During arguments, Justice Ruth Bader Ginsburg questioned the reasoning behind the 30-mile privileges rule, expressing doubt at the state’s justification for the requirement. “What sense does the 30-mile limit make, considering that – certainly for medication abortions and for the overwhelming number of other abortions ... if the woman has a problem, it will be her local hospital that ... she will need to go to for the care, not something 30 miles from the clinic.”

Ms. Murrill responded that the Louisiana regulation is consistent with surgery and ambulatory surgery regulations and aligns with the state’s regulatory structure.

“We had evidence in the record of women who did require transfers,” Ms. Murrill said. “[An abortion provider] testified unambiguously that he had to transfer four patients who had punctured uteruses and were hemorrhaging.”

Whether the plaintiffs have standing to sue is a key question. As a general rule, a plaintiff can only sue to protect their own rights, unless the plaintiff has a close relationship with a third party and there are barriers that prevent the third party from suing. Attorneys for Louisiana contend that the plaintiffs – the medical clinic and several physicians – have no right to sue because their rights are not at stake, and that there is no obstacle to patients suing over the law.

Since the Louisiana law is intended to protect women from “unscrupulous and incompetent abortion providers,” the state argues also that there is a conflict of interest between the physicians and the patients on whose behalf they are suing.
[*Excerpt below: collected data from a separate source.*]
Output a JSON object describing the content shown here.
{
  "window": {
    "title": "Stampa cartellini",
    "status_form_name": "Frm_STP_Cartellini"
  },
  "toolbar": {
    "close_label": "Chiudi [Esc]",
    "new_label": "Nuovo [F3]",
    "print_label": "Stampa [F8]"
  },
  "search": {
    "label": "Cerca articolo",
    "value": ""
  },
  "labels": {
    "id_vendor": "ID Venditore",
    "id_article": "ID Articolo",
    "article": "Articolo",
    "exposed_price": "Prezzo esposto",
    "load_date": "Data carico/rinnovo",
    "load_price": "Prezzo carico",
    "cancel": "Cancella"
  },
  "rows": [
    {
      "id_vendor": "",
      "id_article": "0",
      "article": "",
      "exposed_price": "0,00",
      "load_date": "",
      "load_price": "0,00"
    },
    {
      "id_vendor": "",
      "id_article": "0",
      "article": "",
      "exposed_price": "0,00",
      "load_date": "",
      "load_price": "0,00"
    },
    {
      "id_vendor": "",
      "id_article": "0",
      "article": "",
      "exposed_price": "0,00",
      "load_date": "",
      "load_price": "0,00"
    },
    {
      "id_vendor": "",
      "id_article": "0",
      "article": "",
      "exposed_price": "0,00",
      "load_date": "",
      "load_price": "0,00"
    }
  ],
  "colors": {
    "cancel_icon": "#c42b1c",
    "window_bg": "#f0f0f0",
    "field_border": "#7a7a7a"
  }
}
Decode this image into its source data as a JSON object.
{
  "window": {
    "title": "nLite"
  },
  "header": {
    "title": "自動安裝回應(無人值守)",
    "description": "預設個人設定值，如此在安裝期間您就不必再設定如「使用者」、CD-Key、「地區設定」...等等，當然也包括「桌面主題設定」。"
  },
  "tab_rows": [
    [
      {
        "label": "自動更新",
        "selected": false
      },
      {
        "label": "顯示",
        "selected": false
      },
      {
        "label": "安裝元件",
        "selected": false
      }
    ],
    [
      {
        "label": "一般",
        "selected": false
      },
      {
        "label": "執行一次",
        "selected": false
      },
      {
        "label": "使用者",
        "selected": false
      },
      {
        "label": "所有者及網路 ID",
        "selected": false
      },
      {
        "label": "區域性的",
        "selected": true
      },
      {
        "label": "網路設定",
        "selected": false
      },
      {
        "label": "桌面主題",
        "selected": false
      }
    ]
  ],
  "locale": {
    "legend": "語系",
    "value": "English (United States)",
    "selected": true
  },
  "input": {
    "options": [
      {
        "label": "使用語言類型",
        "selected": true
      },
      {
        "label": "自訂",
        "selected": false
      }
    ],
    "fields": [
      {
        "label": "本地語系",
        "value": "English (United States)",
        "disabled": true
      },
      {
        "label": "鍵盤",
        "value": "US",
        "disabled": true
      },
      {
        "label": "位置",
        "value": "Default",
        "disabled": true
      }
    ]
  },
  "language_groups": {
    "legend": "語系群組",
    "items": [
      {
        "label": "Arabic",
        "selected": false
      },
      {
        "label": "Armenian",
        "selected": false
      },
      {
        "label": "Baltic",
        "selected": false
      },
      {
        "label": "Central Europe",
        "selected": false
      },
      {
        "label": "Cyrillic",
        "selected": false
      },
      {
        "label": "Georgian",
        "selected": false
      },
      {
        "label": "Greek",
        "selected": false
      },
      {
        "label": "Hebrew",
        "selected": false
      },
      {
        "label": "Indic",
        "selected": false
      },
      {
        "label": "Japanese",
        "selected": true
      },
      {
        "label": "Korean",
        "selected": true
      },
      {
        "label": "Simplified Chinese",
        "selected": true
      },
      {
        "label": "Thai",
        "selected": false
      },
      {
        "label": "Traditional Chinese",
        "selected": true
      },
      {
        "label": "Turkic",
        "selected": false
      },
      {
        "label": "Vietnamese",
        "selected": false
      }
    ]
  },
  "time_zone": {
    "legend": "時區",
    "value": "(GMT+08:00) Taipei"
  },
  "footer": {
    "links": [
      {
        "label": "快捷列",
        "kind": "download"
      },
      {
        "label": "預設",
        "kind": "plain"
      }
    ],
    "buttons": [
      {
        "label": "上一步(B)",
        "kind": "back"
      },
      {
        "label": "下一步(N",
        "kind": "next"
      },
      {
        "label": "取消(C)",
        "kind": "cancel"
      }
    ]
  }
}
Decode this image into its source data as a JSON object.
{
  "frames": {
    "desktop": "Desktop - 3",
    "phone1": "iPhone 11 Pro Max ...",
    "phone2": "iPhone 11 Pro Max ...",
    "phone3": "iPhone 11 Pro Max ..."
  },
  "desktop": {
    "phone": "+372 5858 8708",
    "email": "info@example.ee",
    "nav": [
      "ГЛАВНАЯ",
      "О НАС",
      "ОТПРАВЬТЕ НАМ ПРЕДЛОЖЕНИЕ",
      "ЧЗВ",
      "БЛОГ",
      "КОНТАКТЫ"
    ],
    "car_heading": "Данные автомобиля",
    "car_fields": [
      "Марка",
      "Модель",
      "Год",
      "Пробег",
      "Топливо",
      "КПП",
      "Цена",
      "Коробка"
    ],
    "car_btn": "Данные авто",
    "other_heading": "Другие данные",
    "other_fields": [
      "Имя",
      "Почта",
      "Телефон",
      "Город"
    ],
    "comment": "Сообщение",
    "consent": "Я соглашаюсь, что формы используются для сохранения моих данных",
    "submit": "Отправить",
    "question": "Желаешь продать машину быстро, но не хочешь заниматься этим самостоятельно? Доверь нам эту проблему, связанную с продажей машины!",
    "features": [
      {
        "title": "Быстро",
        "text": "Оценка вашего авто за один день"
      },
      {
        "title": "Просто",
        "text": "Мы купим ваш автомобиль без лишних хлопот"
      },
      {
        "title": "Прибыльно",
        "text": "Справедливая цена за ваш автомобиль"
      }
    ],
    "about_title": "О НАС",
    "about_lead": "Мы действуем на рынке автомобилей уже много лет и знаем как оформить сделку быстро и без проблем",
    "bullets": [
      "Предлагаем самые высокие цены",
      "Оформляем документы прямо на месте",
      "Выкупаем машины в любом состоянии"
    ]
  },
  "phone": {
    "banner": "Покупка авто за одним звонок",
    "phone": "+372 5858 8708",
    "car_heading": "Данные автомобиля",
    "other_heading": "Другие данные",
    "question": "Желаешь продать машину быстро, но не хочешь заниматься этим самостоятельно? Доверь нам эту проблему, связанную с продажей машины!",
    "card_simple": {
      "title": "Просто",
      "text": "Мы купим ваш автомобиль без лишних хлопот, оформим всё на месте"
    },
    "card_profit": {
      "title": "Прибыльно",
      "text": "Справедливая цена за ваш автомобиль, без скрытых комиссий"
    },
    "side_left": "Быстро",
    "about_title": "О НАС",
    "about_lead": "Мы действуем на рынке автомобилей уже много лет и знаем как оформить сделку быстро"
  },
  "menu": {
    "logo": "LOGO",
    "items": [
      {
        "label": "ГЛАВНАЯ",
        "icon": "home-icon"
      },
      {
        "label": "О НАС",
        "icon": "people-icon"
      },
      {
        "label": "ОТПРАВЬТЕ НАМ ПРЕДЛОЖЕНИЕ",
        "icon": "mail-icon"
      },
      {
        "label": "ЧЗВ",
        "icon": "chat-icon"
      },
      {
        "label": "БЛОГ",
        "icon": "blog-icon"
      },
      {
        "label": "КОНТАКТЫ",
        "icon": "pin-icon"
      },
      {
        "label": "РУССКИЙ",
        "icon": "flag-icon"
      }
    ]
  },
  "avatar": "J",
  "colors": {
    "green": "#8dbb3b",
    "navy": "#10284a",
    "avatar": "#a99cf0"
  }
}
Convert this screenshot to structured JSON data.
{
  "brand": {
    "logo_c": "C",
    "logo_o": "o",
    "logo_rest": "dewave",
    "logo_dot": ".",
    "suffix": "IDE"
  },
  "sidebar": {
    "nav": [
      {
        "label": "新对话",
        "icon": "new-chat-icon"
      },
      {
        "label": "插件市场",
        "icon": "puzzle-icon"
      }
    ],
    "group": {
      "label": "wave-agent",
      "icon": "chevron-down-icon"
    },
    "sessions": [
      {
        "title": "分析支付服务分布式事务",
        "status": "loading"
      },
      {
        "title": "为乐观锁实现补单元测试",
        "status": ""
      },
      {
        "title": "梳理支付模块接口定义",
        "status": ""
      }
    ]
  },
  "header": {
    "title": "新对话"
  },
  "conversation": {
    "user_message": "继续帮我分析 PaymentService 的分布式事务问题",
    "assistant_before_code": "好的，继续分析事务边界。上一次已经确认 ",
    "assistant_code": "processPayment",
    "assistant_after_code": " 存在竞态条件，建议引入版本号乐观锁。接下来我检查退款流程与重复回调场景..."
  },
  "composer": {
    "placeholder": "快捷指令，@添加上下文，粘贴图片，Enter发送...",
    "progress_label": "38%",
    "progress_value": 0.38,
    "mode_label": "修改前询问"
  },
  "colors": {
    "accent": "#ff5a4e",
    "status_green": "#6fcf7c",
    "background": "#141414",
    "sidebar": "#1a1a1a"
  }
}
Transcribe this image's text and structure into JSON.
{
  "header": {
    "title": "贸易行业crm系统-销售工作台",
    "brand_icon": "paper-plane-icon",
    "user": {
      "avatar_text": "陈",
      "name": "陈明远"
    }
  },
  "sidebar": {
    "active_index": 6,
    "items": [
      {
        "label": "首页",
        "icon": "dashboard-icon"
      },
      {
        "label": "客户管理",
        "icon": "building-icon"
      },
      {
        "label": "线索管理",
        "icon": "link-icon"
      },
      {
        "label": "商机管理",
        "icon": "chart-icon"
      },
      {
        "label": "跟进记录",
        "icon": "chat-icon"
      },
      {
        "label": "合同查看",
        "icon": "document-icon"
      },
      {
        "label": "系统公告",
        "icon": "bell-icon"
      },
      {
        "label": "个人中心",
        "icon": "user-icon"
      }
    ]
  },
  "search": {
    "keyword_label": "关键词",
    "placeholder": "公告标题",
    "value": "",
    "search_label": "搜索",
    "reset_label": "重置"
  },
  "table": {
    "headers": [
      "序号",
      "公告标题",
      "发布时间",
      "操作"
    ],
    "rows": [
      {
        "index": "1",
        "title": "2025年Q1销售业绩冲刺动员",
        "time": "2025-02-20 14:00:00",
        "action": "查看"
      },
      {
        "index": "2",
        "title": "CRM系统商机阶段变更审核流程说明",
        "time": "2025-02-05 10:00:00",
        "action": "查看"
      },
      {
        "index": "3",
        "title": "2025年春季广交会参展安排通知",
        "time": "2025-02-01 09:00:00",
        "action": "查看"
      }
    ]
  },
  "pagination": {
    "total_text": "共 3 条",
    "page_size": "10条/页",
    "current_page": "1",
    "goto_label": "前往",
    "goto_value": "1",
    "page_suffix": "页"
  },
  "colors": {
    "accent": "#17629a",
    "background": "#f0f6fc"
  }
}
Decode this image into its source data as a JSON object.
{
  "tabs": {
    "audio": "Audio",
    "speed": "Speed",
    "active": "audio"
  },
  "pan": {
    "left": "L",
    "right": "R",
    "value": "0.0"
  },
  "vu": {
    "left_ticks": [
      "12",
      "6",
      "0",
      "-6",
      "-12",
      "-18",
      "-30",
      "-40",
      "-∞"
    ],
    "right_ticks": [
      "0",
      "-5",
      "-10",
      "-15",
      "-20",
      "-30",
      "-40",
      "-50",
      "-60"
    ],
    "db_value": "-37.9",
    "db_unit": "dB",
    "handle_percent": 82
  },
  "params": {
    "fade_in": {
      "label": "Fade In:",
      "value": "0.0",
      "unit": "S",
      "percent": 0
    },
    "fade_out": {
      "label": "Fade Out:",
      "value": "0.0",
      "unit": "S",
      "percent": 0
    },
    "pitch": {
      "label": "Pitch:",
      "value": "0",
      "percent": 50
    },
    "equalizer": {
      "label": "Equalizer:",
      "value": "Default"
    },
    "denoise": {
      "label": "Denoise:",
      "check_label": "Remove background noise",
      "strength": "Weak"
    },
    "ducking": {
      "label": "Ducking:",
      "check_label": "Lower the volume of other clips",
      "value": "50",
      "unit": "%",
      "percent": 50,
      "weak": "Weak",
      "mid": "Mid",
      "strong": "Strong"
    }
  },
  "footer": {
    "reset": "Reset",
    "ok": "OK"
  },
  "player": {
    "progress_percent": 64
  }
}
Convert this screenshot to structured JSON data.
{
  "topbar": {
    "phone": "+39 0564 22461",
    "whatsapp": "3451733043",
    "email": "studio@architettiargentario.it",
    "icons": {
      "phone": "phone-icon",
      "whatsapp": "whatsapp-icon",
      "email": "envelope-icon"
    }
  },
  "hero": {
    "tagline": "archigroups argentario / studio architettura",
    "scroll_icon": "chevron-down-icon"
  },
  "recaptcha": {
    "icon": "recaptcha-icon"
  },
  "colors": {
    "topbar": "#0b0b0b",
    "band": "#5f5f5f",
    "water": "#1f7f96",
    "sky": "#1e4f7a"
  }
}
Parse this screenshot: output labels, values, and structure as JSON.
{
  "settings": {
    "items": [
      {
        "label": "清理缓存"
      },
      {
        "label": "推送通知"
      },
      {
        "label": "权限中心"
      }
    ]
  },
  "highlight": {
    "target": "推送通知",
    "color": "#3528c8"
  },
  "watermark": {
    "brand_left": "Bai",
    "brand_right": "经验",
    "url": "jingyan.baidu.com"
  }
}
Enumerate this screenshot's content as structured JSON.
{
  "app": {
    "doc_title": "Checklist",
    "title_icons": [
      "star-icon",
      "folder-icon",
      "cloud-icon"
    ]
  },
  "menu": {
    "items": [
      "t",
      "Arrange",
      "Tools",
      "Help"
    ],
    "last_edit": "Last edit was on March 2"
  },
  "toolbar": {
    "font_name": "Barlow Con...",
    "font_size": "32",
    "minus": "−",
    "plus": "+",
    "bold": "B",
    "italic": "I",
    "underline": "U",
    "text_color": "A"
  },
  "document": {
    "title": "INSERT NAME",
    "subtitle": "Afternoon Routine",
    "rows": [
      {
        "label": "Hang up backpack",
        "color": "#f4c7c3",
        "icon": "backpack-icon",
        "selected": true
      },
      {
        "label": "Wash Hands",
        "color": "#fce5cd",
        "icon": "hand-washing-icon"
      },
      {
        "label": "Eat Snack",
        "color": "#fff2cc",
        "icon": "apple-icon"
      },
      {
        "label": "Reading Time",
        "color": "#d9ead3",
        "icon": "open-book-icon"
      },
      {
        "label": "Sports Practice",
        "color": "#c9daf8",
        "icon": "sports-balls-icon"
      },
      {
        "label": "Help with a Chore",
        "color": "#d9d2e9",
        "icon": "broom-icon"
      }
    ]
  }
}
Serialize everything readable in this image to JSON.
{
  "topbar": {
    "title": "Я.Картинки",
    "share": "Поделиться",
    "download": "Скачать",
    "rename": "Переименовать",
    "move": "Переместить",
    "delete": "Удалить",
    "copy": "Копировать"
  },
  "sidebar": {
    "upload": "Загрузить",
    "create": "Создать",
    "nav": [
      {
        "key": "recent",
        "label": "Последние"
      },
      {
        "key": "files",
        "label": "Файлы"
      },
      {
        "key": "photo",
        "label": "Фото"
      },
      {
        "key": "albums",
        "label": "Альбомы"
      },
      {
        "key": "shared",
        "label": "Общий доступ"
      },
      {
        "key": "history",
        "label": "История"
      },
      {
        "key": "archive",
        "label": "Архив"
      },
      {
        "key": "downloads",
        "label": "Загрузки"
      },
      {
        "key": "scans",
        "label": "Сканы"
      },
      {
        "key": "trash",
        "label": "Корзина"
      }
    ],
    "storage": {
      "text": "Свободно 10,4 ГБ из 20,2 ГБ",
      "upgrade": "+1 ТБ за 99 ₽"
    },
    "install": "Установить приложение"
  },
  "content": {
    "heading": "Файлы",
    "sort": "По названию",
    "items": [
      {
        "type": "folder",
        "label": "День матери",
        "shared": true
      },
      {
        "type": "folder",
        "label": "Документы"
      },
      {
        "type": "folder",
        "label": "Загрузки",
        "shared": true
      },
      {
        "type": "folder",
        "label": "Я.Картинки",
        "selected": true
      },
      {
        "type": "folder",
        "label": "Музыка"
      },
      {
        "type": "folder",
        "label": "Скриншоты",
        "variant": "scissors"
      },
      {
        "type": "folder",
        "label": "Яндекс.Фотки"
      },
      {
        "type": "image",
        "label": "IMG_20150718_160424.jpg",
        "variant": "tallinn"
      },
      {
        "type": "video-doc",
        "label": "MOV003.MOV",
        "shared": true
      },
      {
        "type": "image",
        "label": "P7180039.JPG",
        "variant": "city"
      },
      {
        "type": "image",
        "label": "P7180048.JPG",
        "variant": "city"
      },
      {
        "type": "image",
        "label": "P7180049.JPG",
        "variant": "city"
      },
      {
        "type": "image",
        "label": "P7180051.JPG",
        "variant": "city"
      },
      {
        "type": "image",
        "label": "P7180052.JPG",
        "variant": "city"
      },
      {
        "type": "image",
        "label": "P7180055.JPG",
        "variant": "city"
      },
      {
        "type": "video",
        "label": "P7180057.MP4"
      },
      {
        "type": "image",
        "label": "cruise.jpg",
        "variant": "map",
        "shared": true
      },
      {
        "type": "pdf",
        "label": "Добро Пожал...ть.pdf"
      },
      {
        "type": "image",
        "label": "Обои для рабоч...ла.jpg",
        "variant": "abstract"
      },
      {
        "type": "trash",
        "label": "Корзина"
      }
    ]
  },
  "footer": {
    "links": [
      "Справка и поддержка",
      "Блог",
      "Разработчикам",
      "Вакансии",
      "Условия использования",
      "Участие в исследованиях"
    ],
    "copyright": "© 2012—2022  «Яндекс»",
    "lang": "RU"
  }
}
During arguments, Justice Samuel Alito Jr. repeatedly questioned Ms. Rikelman on the plaintiffs’ right to sue, conveying doubt that the plaintiffs were on solid legal ground.

“Would you agree with the general proposition that a party should not be able to sue ostensibly to protect the rights of other people, if there is a real conflict of interest between the party who is suing and those whose rights the party claims to be attempting to defend?” Associate Justice Alito asked during oral arguments.

The hearing ended with no clear picture of how some justices were leaning. Justice Clarence Thomas and Justice Neil Gorsuch remained silent during arguments and asked no questions. Chief Justice John Roberts Jr., and Justice Brett Kavanaugh questioned whether all admitting privileges laws were unconstitutional or if a state-by-state analysis is required. Near the end of the hearing, Justice Stephen Breyer stressed that more research and fact-finding is necessary before the court can reach a decision.

“We’re not going to solve this at oral argument,” he said.

A decision by the Supreme Court is expected by August 2020.